Bad To Good Examples
Bad:
- "The abstract reports dual ports and 64+64."
Good:
- "All methods are compared under the same evidence budget; the exact serving setup is appendix-only."
Bad:
- "The latest route selected outline-008 and reran opposite-port probes."
Good:
- "The method performs an independent evidence pass and updates a decision only when the new support satisfies preset checks."
Bad:
- "Section 3 reports all experiments and Section 4 reports more experiments."
Good:
- "The main result tests whether the method improves the target task. The analyses then ask why: whether the gain comes from the proposed component, whether it survives stronger baselines, where it fails, and what budget it costs."
Bad:
- "We did only two follow-up analyses because those were the latest completed runs."
Good:
- "The outline plans six follow-ups: ablation, stronger baseline, sensitivity, failure taxonomy, subgroup breakdown, and cost. If only two can be run, the paper is marked early/narrow instead of mature."
Validation
Before handing to write, check:
artifact.validate_academic_outline(detail='full')passes.- The paper has one clear idea and 1-3 scoped claims.

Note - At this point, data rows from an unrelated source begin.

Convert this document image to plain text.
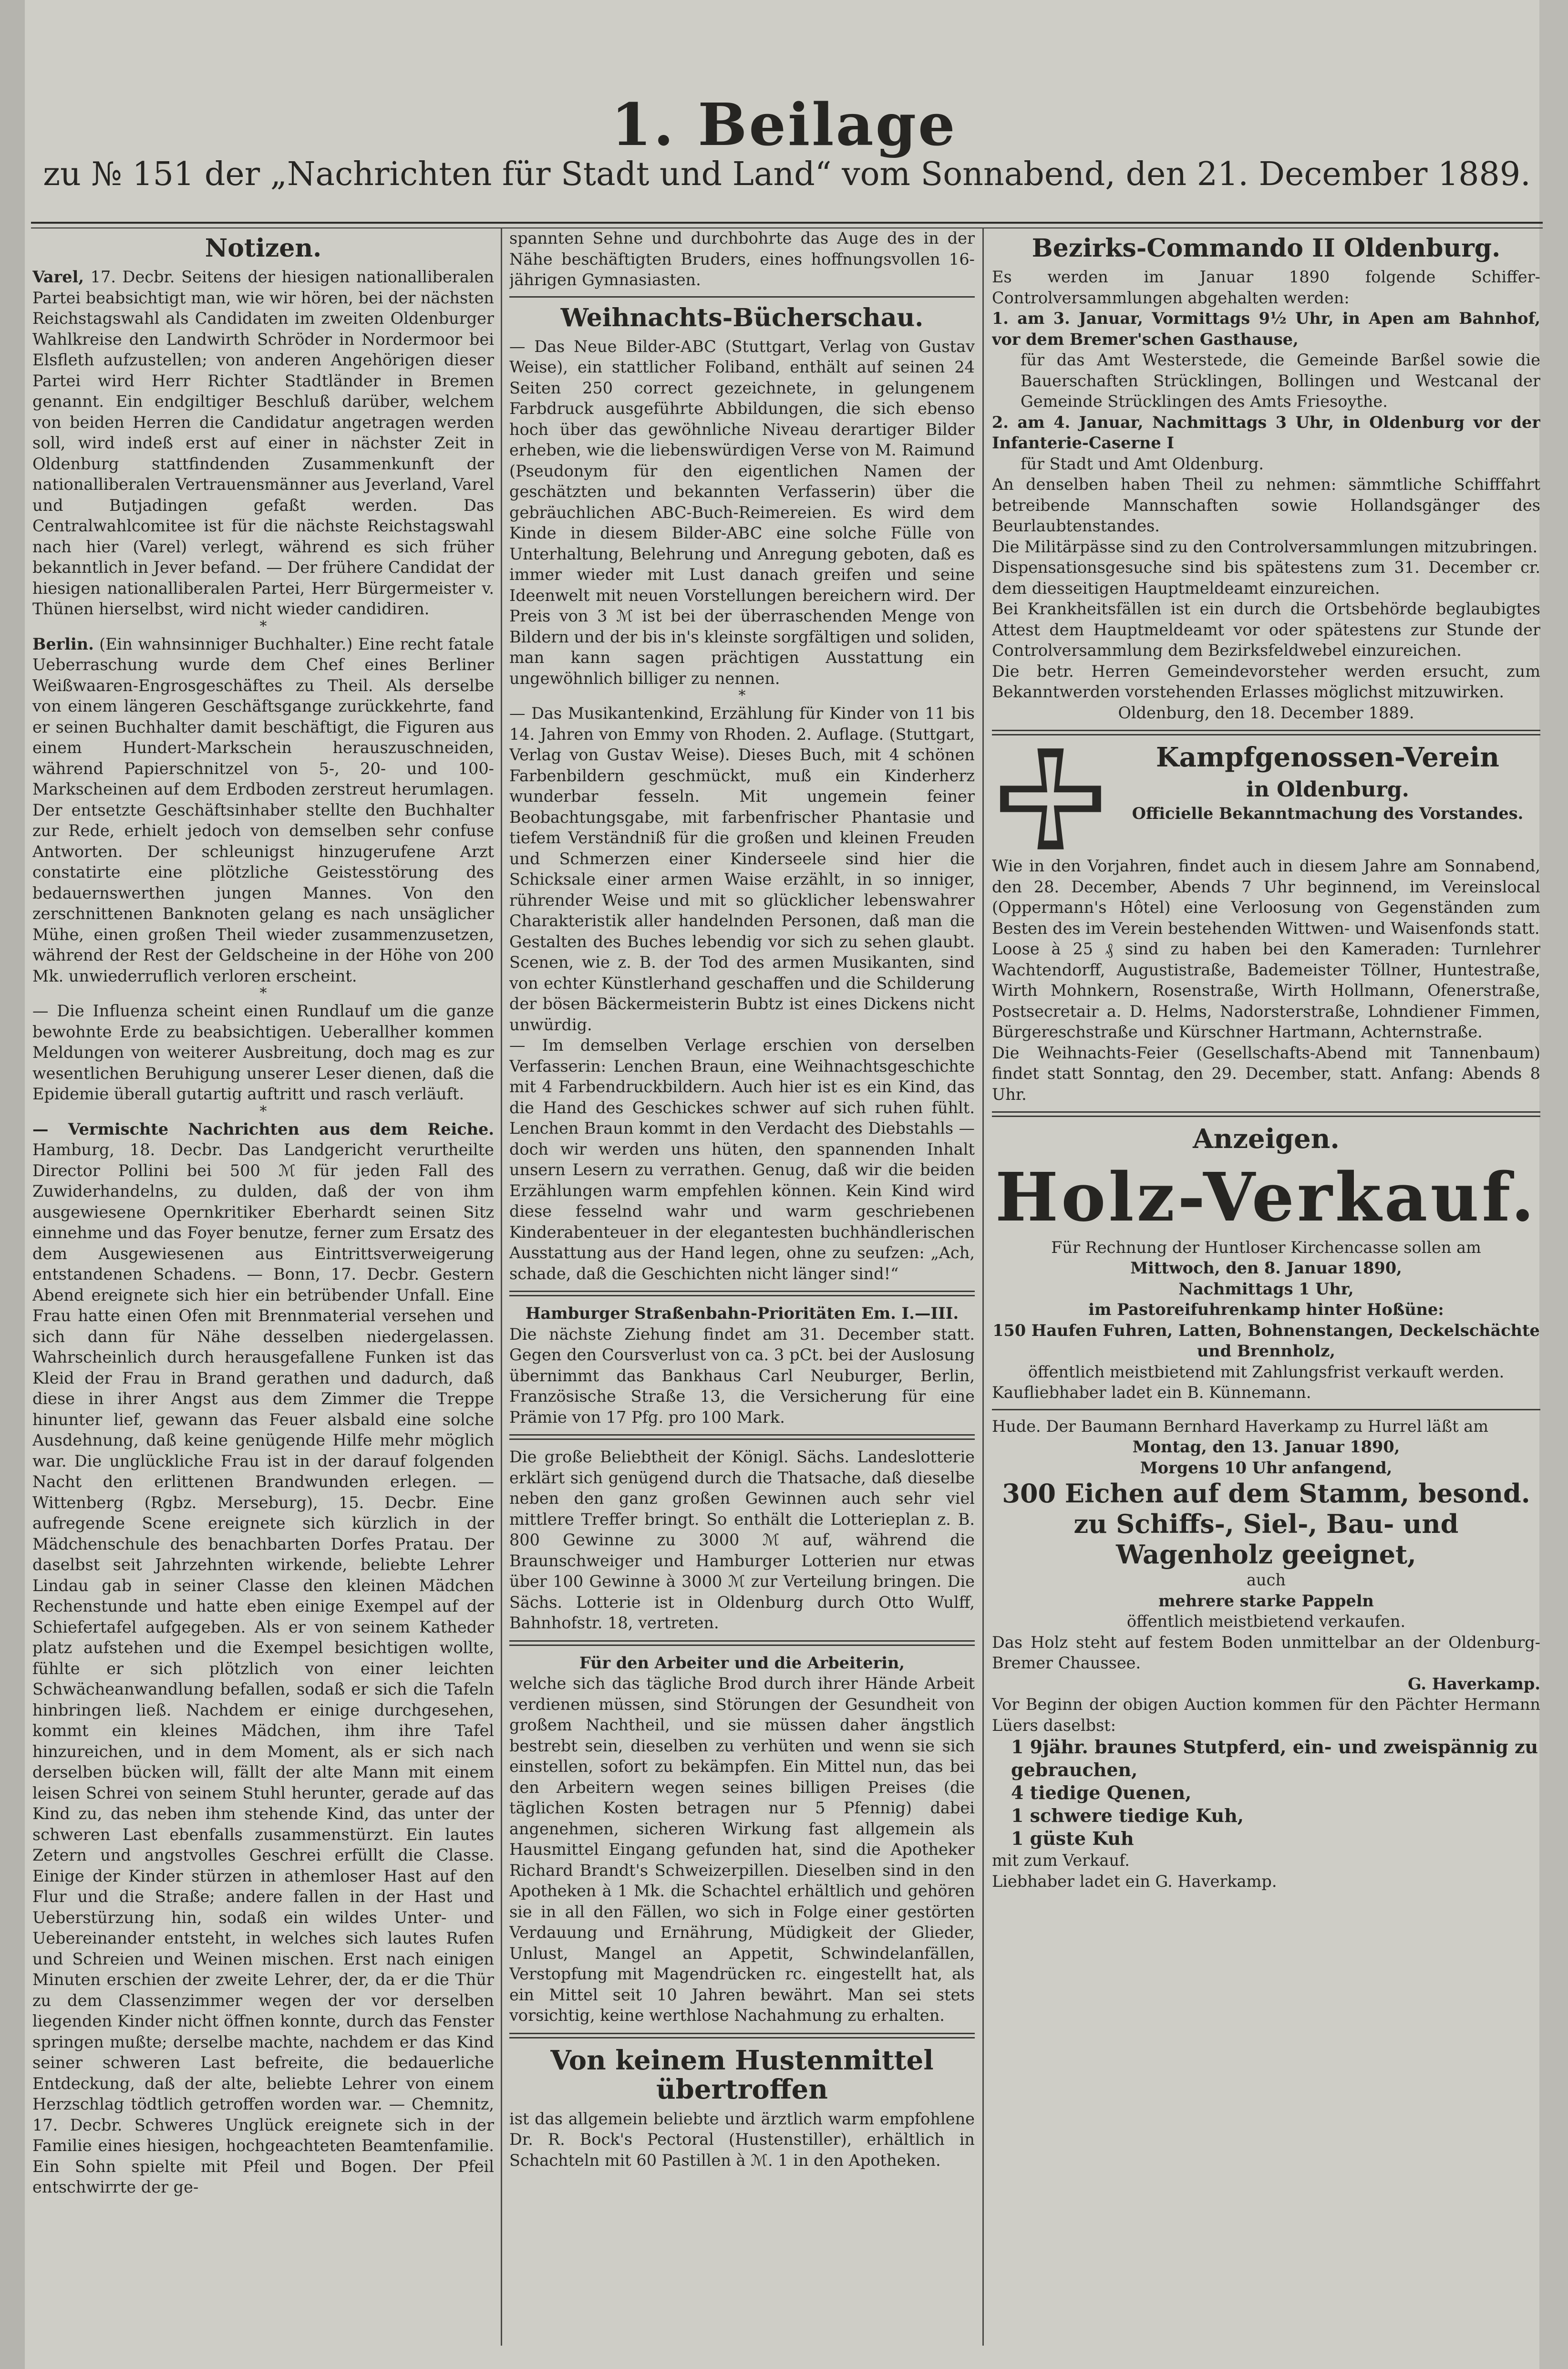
1. Beilage
zu № 151 der „Nachrichten für Stadt und Land“ vom Sonnabend, den 21. December 1889.
Notizen.

Varel, 17. Decbr. Seitens der hiesigen nationalliberalen Partei beabsichtigt man, wie wir hören, bei der nächsten Reichstagswahl als Candidaten im zweiten Oldenburger Wahlkreise den Landwirth Schröder in Nordermoor bei Elsfleth aufzustellen; von anderen Angehörigen dieser Partei wird Herr Richter Stadtländer in Bremen genannt. Ein endgiltiger Beschluß darüber, welchem von beiden Herren die Candidatur angetragen werden soll, wird indeß erst auf einer in nächster Zeit in Oldenburg stattfindenden Zusammenkunft der nationalliberalen Vertrauensmänner aus Jeverland, Varel und Butjadingen gefaßt werden. Das Centralwahlcomitee ist für die nächste Reichstagswahl nach hier (Varel) verlegt, während es sich früher bekanntlich in Jever befand. — Der frühere Candidat der hiesigen nationalliberalen Partei, Herr Bürgermeister v. Thünen hierselbst, wird nicht wieder candidiren.

*

Berlin. (Ein wahnsinniger Buchhalter.) Eine recht fatale Ueberraschung wurde dem Chef eines Berliner Weißwaaren-Engrosgeschäftes zu Theil. Als derselbe von einem längeren Geschäftsgange zurückkehrte, fand er seinen Buchhalter damit beschäftigt, die Figuren aus einem Hundert-Markschein herauszuschneiden, während Papierschnitzel von 5-, 20- und 100-Markscheinen auf dem Erdboden zerstreut herumlagen. Der entsetzte Geschäftsinhaber stellte den Buchhalter zur Rede, erhielt jedoch von demselben sehr confuse Antworten. Der schleunigst hinzugerufene Arzt constatirte eine plötzliche Geistesstörung des bedauernswerthen jungen Mannes. Von den zerschnittenen Banknoten gelang es nach unsäglicher Mühe, einen großen Theil wieder zusammenzusetzen, während der Rest der Geldscheine in der Höhe von 200 Mk. unwiederruflich verloren erscheint.

*

— Die Influenza scheint einen Rundlauf um die ganze bewohnte Erde zu beabsichtigen. Ueberallher kommen Meldungen von weiterer Ausbreitung, doch mag es zur wesentlichen Beruhigung unserer Leser dienen, daß die Epidemie überall gutartig auftritt und rasch verläuft.

*

— Vermischte Nachrichten aus dem Reiche. Hamburg, 18. Decbr. Das Landgericht verurtheilte Director Pollini bei 500 ℳ für jeden Fall des Zuwiderhandelns, zu dulden, daß der von ihm ausgewiesene Opernkritiker Eberhardt seinen Sitz einnehme und das Foyer benutze, ferner zum Ersatz des dem Ausgewiesenen aus Eintrittsverweigerung entstandenen Schadens. — Bonn, 17. Decbr. Gestern Abend ereignete sich hier ein betrübender Unfall. Eine Frau hatte einen Ofen mit Brennmaterial versehen und sich dann für Nähe desselben niedergelassen. Wahrscheinlich durch herausgefallene Funken ist das Kleid der Frau in Brand gerathen und dadurch, daß diese in ihrer Angst aus dem Zimmer die Treppe hinunter lief, gewann das Feuer alsbald eine solche Ausdehnung, daß keine genügende Hilfe mehr möglich war. Die unglückliche Frau ist in der darauf folgenden Nacht den erlittenen Brandwunden erlegen. — Wittenberg (Rgbz. Merseburg), 15. Decbr. Eine aufregende Scene ereignete sich kürzlich in der Mädchenschule des benachbarten Dorfes Pratau. Der daselbst seit Jahrzehnten wirkende, beliebte Lehrer Lindau gab in seiner Classe den kleinen Mädchen Rechenstunde und hatte eben einige Exempel auf der Schiefertafel aufgegeben. Als er von seinem Katheder platz aufstehen und die Exempel besichtigen wollte, fühlte er sich plötzlich von einer leichten Schwächeanwandlung befallen, sodaß er sich die Tafeln hinbringen ließ. Nachdem er einige durchgesehen, kommt ein kleines Mädchen, ihm ihre Tafel hinzureichen, und in dem Moment, als er sich nach derselben bücken will, fällt der alte Mann mit einem leisen Schrei von seinem Stuhl herunter, gerade auf das Kind zu, das neben ihm stehende Kind, das unter der schweren Last ebenfalls zusammenstürzt. Ein lautes Zetern und angstvolles Geschrei erfüllt die Classe. Einige der Kinder stürzen in athemloser Hast auf den Flur und die Straße; andere fallen in der Hast und Ueberstürzung hin, sodaß ein wildes Unter- und Uebereinander entsteht, in welches sich lautes Rufen und Schreien und Weinen mischen. Erst nach einigen Minuten erschien der zweite Lehrer, der, da er die Thür zu dem Classenzimmer wegen der vor derselben liegenden Kinder nicht öffnen konnte, durch das Fenster springen mußte; derselbe machte, nachdem er das Kind seiner schweren Last befreite, die bedauerliche Entdeckung, daß der alte, beliebte Lehrer von einem Herzschlag tödtlich getroffen worden war. — Chemnitz, 17. Decbr. Schweres Unglück ereignete sich in der Familie eines hiesigen, hochgeachteten Beamtenfamilie. Ein Sohn spielte mit Pfeil und Bogen. Der Pfeil entschwirrte der ge-

spannten Sehne und durchbohrte das Auge des in der Nähe beschäftigten Bruders, eines hoffnungsvollen 16-jährigen Gymnasiasten.

Weihnachts-Bücherschau.

— Das Neue Bilder-ABC (Stuttgart, Verlag von Gustav Weise), ein stattlicher Foliband, enthält auf seinen 24 Seiten 250 correct gezeichnete, in gelungenem Farbdruck ausgeführte Abbildungen, die sich ebenso hoch über das gewöhnliche Niveau derartiger Bilder erheben, wie die liebenswürdigen Verse von M. Raimund (Pseudonym für den eigentlichen Namen der geschätzten und bekannten Verfasserin) über die gebräuchlichen ABC-Buch-Reimereien. Es wird dem Kinde in diesem Bilder-ABC eine solche Fülle von Unterhaltung, Belehrung und Anregung geboten, daß es immer wieder mit Lust danach greifen und seine Ideenwelt mit neuen Vorstellungen bereichern wird. Der Preis von 3 ℳ ist bei der überraschenden Menge von Bildern und der bis in's kleinste sorgfältigen und soliden, man kann sagen prächtigen Ausstattung ein ungewöhnlich billiger zu nennen.

*

— Das Musikantenkind, Erzählung für Kinder von 11 bis 14. Jahren von Emmy von Rhoden. 2. Auflage. (Stuttgart, Verlag von Gustav Weise). Dieses Buch, mit 4 schönen Farbenbildern geschmückt, muß ein Kinderherz wunderbar fesseln. Mit ungemein feiner Beobachtungsgabe, mit farbenfrischer Phantasie und tiefem Verständniß für die großen und kleinen Freuden und Schmerzen einer Kinderseele sind hier die Schicksale einer armen Waise erzählt, in so inniger, rührender Weise und mit so glücklicher lebenswahrer Charakteristik aller handelnden Personen, daß man die Gestalten des Buches lebendig vor sich zu sehen glaubt. Scenen, wie z. B. der Tod des armen Musikanten, sind von echter Künstlerhand geschaffen und die Schilderung der bösen Bäckermeisterin Bubtz ist eines Dickens nicht unwürdig.

— Im demselben Verlage erschien von derselben Verfasserin: Lenchen Braun, eine Weihnachtsgeschichte mit 4 Farbendruckbildern. Auch hier ist es ein Kind, das die Hand des Geschickes schwer auf sich ruhen fühlt. Lenchen Braun kommt in den Verdacht des Diebstahls — doch wir werden uns hüten, den spannenden Inhalt unsern Lesern zu verrathen. Genug, daß wir die beiden Erzählungen warm empfehlen können. Kein Kind wird diese fesselnd wahr und warm geschriebenen Kinderabenteuer in der elegantesten buchhändlerischen Ausstattung aus der Hand legen, ohne zu seufzen: „Ach, schade, daß die Geschichten nicht länger sind!“

Hamburger Straßenbahn-Prioritäten Em. I.—III.

Die nächste Ziehung findet am 31. December statt. Gegen den Coursverlust von ca. 3 pCt. bei der Auslosung übernimmt das Bankhaus Carl Neuburger, Berlin, Französische Straße 13, die Versicherung für eine Prämie von 17 Pfg. pro 100 Mark.

Die große Beliebtheit der Königl. Sächs. Landeslotterie erklärt sich genügend durch die Thatsache, daß dieselbe neben den ganz großen Gewinnen auch sehr viel mittlere Treffer bringt. So enthält die Lotterieplan z. B. 800 Gewinne zu 3000 ℳ auf, während die Braunschweiger und Hamburger Lotterien nur etwas über 100 Gewinne à 3000 ℳ zur Verteilung bringen. Die Sächs. Lotterie ist in Oldenburg durch Otto Wulff, Bahnhofstr. 18, vertreten.

Für den Arbeiter und die Arbeiterin,

welche sich das tägliche Brod durch ihrer Hände Arbeit verdienen müssen, sind Störungen der Gesundheit von großem Nachtheil, und sie müssen daher ängstlich bestrebt sein, dieselben zu verhüten und wenn sie sich einstellen, sofort zu bekämpfen. Ein Mittel nun, das bei den Arbeitern wegen seines billigen Preises (die täglichen Kosten betragen nur 5 Pfennig) dabei angenehmen, sicheren Wirkung fast allgemein als Hausmittel Eingang gefunden hat, sind die Apotheker Richard Brandt's Schweizerpillen. Dieselben sind in den Apotheken à 1 Mk. die Schachtel erhältlich und gehören sie in all den Fällen, wo sich in Folge einer gestörten Verdauung und Ernährung, Müdigkeit der Glieder, Unlust, Mangel an Appetit, Schwindelanfällen, Verstopfung mit Magendrücken rc. eingestellt hat, als ein Mittel seit 10 Jahren bewährt. Man sei stets vorsichtig, keine werthlose Nachahmung zu erhalten.

Von keinem Hustenmittel übertroffen

ist das allgemein beliebte und ärztlich warm empfohlene Dr. R. Bock's Pectoral (Hustenstiller), erhältlich in Schachteln mit 60 Pastillen à ℳ. 1 in den Apotheken.

Bezirks-Commando II Oldenburg.

Es werden im Januar 1890 folgende Schiffer-Controlversammlungen abgehalten werden:

1. am 3. Januar, Vormittags 9½ Uhr, in Apen am Bahnhof, vor dem Bremer'schen Gasthause,

für das Amt Westerstede, die Gemeinde Barßel sowie die Bauerschaften Strücklingen, Bollingen und Westcanal der Gemeinde Strücklingen des Amts Friesoythe.

2. am 4. Januar, Nachmittags 3 Uhr, in Oldenburg vor der Infanterie-Caserne I

für Stadt und Amt Oldenburg.

An denselben haben Theil zu nehmen: sämmtliche Schifffahrt betreibende Mannschaften sowie Hollandsgänger des Beurlaubtenstandes.

Die Militärpässe sind zu den Controlversammlungen mitzubringen.

Dispensationsgesuche sind bis spätestens zum 31. December cr. dem diesseitigen Hauptmeldeamt einzureichen.

Bei Krankheitsfällen ist ein durch die Ortsbehörde beglaubigtes Attest dem Hauptmeldeamt vor oder spätestens zur Stunde der Controlversammlung dem Bezirksfeldwebel einzureichen.

Die betr. Herren Gemeindevorsteher werden ersucht, zum Bekanntwerden vorstehenden Erlasses möglichst mitzuwirken.

Oldenburg, den 18. December 1889.

Kampfgenossen-Verein

in Oldenburg.

Officielle Bekanntmachung des Vorstandes.

Wie in den Vorjahren, findet auch in diesem Jahre am Sonnabend, den 28. December, Abends 7 Uhr beginnend, im Vereinslocal (Oppermann's Hôtel) eine Verloosung von Gegenständen zum Besten des im Verein bestehenden Wittwen- und Waisenfonds statt.

Loose à 25 ₰ sind zu haben bei den Kameraden: Turnlehrer Wachtendorff, Augustistraße, Bademeister Töllner, Huntestraße, Wirth Mohnkern, Rosenstraße, Wirth Hollmann, Ofenerstraße, Postsecretair a. D. Helms, Nadorsterstraße, Lohndiener Fimmen, Bürgereschstraße und Kürschner Hartmann, Achternstraße.

Die Weihnachts-Feier (Gesellschafts-Abend mit Tannenbaum) findet statt Sonntag, den 29. December, statt. Anfang: Abends 8 Uhr.

Anzeigen.
Holz-Verkauf.

Für Rechnung der Huntloser Kirchencasse sollen am

Mittwoch, den 8. Januar 1890,

Nachmittags 1 Uhr,

im Pastoreifuhrenkamp hinter Hoßüne:

150 Haufen Fuhren, Latten, Bohnenstangen, Deckelschächte und Brennholz,

öffentlich meistbietend mit Zahlungsfrist verkauft werden.

Kaufliebhaber ladet ein B. Künnemann.

Hude. Der Baumann Bernhard Haverkamp zu Hurrel läßt am

Montag, den 13. Januar 1890,

Morgens 10 Uhr anfangend,

300 Eichen auf dem Stamm, besond. zu Schiffs-, Siel-, Bau- und Wagenholz geeignet,

auch

mehrere starke Pappeln

öffentlich meistbietend verkaufen.

Das Holz steht auf festem Boden unmittelbar an der Oldenburg-Bremer Chaussee.

G. Haverkamp.

Vor Beginn der obigen Auction kommen für den Pächter Hermann Lüers daselbst:

1 9jähr. braunes Stutpferd, ein- und zweispännig zu gebrauchen,

4 tiedige Quenen,

1 schwere tiedige Kuh,

1 güste Kuh

mit zum Verkauf.

Liebhaber ladet ein G. Haverkamp.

- If the outline is mature/full-empirical,
insight_ladder, novelty boundary, reviewer objections, claim falsification criteria, and analysis-count reminders are present or explicitly waived. - The outline says what was observed, what can be interpreted, and what must not be claimed.
- The analysis plan has 4-8 useful jobs, or a waiver.
- Main-text experiment/analysis item ids are checked for stale duplicates that inflate evidence count.
paper_viewdoes not mention quest, worktree, selected outline, route history, user requests, ports, or64+64.- Exact engineering details are in
evidence_viewor appendix-only fields.
Read references/outline-patterns.md when you need more examples.